La chronique de Jean Rouzaud
Dans les années 80, Azzedine Alaïa m’avait permis de connaître Peter Lindbergh, photographe de mode allemand, qui libérait la mode de son côté léché et bourgeois…
Models sans paillettes
Ses photos noir et blanc, naturelles comme des reportages, montraient les top models de manière crue, peu maquillées, dans des décors extérieurs d’usines, de cirque, de friches industrielles…
Et comme Azzedine, les filles l’adoraient pour son naturel, son côté brut et cool… Et son efficacité ! Lui aussi avait étudié l’Art, avant de vivre de photos, et ça se voyait, le hissait au-dessus des autres.
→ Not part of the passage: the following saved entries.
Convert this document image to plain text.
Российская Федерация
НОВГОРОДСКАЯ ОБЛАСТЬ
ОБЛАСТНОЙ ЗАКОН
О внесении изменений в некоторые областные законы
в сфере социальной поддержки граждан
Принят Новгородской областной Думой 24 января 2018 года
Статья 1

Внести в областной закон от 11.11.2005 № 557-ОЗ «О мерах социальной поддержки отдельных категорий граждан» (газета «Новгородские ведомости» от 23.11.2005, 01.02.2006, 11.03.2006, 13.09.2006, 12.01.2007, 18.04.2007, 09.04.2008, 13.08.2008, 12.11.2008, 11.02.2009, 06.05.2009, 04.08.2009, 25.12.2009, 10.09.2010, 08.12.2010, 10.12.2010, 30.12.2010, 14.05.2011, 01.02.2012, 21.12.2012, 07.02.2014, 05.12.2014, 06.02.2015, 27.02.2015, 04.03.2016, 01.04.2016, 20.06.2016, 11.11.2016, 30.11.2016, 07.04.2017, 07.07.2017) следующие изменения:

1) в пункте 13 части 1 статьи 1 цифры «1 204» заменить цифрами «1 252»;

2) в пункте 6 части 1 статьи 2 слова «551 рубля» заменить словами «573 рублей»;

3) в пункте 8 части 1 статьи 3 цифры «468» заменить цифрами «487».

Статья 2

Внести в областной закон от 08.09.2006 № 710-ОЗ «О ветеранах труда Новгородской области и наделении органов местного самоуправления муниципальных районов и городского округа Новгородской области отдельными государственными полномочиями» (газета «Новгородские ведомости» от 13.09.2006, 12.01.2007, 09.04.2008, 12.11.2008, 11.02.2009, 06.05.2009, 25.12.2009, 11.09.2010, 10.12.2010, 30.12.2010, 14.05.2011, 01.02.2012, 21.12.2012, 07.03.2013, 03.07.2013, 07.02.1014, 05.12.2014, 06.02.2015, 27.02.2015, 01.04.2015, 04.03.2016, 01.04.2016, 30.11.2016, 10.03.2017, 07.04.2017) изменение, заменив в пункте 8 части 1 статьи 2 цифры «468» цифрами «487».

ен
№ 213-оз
La mode qui tente désespérément de se raccrocher à L’Art qu’elle n’est pas, trouvait avec lui un semblant de vérité, de force humaine.
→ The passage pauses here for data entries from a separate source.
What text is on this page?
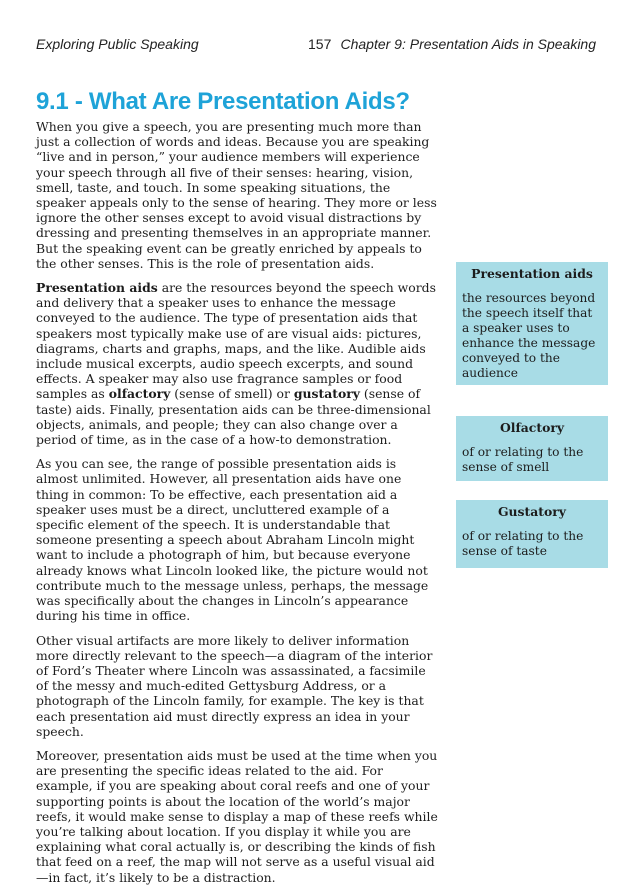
Exploring Public Speaking	157 Chapter 9: Presentation Aids in Speaking
9.1 - What Are Presentation Aids?

When you give a speech, you are presenting much more than just a collection of words and ideas. Because you are speaking “live and in person,” your audience members will experience your speech through all five of their senses: hearing, vision, smell, taste, and touch. In some speaking situations, the speaker appeals only to the sense of hearing. They more or less ignore the other senses except to avoid visual distractions by dressing and presenting themselves in an appropriate manner. But the speaking event can be greatly enriched by appeals to the other senses. This is the role of presentation aids.

Presentation aids are the resources beyond the speech words and delivery that a speaker uses to enhance the message conveyed to the audience. The type of presentation aids that speakers most typically make use of are visual aids: pictures, diagrams, charts and graphs, maps, and the like. Audible aids include musical excerpts, audio speech excerpts, and sound effects. A speaker may also use fragrance samples or food samples as olfactory (sense of smell) or gustatory (sense of taste) aids. Finally, presentation aids can be three-dimensional objects, animals, and people; they can also change over a period of time, as in the case of a how-to demonstration.

As you can see, the range of possible presentation aids is almost unlimited. However, all presentation aids have one thing in common: To be effective, each presentation aid a speaker uses must be a direct, uncluttered example of a specific element of the speech. It is understandable that someone presenting a speech about Abraham Lincoln might want to include a photograph of him, but because everyone already knows what Lincoln looked like, the picture would not contribute much to the message unless, perhaps, the message was specifically about the changes in Lincoln’s appearance during his time in office.

Other visual artifacts are more likely to deliver information more directly relevant to the speech—a diagram of the interior of Ford’s Theater where Lincoln was assassinated, a facsimile of the messy and much-edited Gettysburg Address, or a photograph of the Lincoln family, for example. The key is that each presentation aid must directly express an idea in your speech.

Moreover, presentation aids must be used at the time when you are presenting the specific ideas related to the aid. For example, if you are speaking about coral reefs and one of your supporting points is about the location of the world’s major reefs, it would make sense to display a map of these reefs while you’re talking about location. If you display it while you are explaining what coral actually is, or describing the kinds of fish that feed on a reef, the map will not serve as a useful visual aid—in fact, it’s likely to be a distraction.

Presentation aids
the resources beyond the speech itself that a speaker uses to enhance the message conveyed to the audience
Olfactory
of or relating to the sense of smell
Gustatory
of or relating to the sense of taste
L’institut Giacometti vient de l’inviter à photographier les œuvres du sculpteur de « l’homme qui marche » et des bustes étroits, en misant sur son sens du noir et blanc, du volume dans des lumières naturelles, de l’expression et des cadrages simples et forts.
Dans ses portraits, Alberto Giacometti travaille aussi en monochrome, noir et blanc ou brun et gris, avec absence de décor, de face, sans concession : juste des formes retravaillées comme dans ses sculptures en terre modelée (parfois coulées en bronze), toujours filiformes.
Les sources d’inspiration de Giacometti viennent des Étrusques (quelques rares statues en fer), et aussi de la Grèce archaïque, des Cyclades… Lui aussi avait refusé Cubisme et Surréalisme à la mode, pour tracer sa voie brute, formelle, loin des codes en vigueur…
Ces deux cas isolés sont réunis à l’institut Giacometti à Paris : pour rendre l’austère Giacometti plus mode, ou pour rappeler qu’un bon photographe de mode peut photographier l’Art ?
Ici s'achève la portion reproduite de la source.